Whenever you have serious financial troubles, try to closely monitor your income and expenses. Adjust your budget based on what is important to you. This will increase your sense of control over the situation.

Responsible for all debts, including credit cards, automobiles, student loans, medical or utility bills, and home mortgages. Find out what you owe and who you attribute it to and make plans to repay them. And, if that feels overwhelming, it doesn’t matter: Credit consultation from nonprofits can help you through the process.

Listing all debts on paper or in a spreadsheet can help alleviate anxiety and fear of unknowns. Making a plan can help you see a real way to achieve a stronger financial future. Then, take action and start paying them back.

One possibility is to request a mortgage or extended or revised repayment schedule from a creditor. The previous conversation with them shows that you are taking responsibility and they are more likely to work with you.

Now Americans owe an average credit card debt of $6,455. Paying in full within the grace period, rather than later, and being interested, can cause a big difference in your debt.

One person holds US dollars.
You never know when it will come in handy. Faga Almeida/Universal Images by Getty Image Group

4. Get more confidence through practice

If you have done it before, it is always easier for you to achieve some goals. This is how self-confidence is built.

But what if you are in a new situation? It can help you reflect on your personal history, realize that you have encountered challenges in the past, and reasonably make sure you can do it again. This confidence can help you stay calm, think about some solutions, and make sure you can achieve your goals.

Improve your confidence and skills in money management can relieve your anxiety and stress. It can show you those areas of financial life in your control and light up the path to a healthier financial future.

5. Plan to reduce your risk ahead of time

Even if your financial situation is OK today, I suggest you plan ahead. It is important to identify your own informal safety net before you need it.

Suppose you have to pay an unexpected $400 bill. How will you deal with it?

Would you call a friend or a relative?
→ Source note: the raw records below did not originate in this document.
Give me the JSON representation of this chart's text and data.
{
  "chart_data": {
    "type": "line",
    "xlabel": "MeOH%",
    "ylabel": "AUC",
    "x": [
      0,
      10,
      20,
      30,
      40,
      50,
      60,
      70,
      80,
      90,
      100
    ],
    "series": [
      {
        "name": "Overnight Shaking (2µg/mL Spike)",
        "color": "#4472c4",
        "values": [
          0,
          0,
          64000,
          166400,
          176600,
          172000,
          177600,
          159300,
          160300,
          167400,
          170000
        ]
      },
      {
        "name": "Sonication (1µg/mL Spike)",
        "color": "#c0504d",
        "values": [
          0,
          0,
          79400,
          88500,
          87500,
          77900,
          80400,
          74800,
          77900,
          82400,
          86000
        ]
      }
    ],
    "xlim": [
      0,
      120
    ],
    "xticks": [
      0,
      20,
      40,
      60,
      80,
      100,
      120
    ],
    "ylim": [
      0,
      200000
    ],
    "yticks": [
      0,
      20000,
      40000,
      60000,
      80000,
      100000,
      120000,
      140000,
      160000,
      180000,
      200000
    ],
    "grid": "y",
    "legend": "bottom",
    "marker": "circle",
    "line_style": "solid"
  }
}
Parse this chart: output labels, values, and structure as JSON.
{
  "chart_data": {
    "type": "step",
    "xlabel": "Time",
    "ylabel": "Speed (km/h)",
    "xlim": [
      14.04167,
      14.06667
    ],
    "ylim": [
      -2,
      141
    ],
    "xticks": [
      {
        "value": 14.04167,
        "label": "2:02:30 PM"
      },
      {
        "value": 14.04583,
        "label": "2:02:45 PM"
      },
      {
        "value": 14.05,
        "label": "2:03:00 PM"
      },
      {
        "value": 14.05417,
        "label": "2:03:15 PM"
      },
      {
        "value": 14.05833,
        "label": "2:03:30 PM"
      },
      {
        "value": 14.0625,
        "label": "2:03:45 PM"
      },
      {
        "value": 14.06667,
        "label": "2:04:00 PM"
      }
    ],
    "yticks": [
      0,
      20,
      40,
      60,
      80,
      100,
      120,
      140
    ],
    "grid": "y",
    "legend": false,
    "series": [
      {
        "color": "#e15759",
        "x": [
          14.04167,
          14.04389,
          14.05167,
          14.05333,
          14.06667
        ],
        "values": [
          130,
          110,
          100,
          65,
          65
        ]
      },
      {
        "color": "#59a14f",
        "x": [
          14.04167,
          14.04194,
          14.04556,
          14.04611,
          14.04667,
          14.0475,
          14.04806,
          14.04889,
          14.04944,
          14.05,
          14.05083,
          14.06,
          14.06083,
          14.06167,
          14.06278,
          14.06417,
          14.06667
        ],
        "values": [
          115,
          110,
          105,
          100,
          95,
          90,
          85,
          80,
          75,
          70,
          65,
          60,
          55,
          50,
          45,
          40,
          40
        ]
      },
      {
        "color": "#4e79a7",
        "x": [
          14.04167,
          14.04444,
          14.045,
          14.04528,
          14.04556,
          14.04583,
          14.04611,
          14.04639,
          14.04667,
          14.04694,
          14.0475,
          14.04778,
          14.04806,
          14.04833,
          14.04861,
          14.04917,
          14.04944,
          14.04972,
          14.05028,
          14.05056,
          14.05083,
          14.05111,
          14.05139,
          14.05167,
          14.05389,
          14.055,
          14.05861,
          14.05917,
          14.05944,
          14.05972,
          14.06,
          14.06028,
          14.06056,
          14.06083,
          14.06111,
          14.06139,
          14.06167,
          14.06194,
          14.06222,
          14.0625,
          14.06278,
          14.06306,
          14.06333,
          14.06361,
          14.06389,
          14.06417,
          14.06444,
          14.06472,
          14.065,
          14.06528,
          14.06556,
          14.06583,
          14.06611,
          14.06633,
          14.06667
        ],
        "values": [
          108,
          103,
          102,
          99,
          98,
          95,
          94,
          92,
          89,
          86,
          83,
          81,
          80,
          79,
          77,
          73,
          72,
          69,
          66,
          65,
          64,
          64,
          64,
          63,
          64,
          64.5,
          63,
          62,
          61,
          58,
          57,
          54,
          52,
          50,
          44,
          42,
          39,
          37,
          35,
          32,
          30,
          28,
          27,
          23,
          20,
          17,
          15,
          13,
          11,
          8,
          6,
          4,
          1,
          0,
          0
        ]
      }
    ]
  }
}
Is this payment saved, ready and waiting for emergency use? Use your income to cover it up? According to the Federal Reserve, only 63% of Americans can use their own cash to make up for the $400 financial shock.

By regularly putting some of the money you earn, you can manage your own risks at the same time and develop your skills to achieve larger goals.

Managing your own financial risks means trying to prevent the situation from worsening. This also means you may be able to prevent future disasters or be able to handle them better.

Owning insurance policies such as living and disability, homeowners or renters, and health and cars is part of it. However, maintain enough savings to compensate for emergencies or have multiple sources of income.

The steps you take can also include something less obvious, such as taking care of your health or developing a relationship with relatives and relatives, so you can call them when times are really tough. Or better yet, they will be able to appeal to you.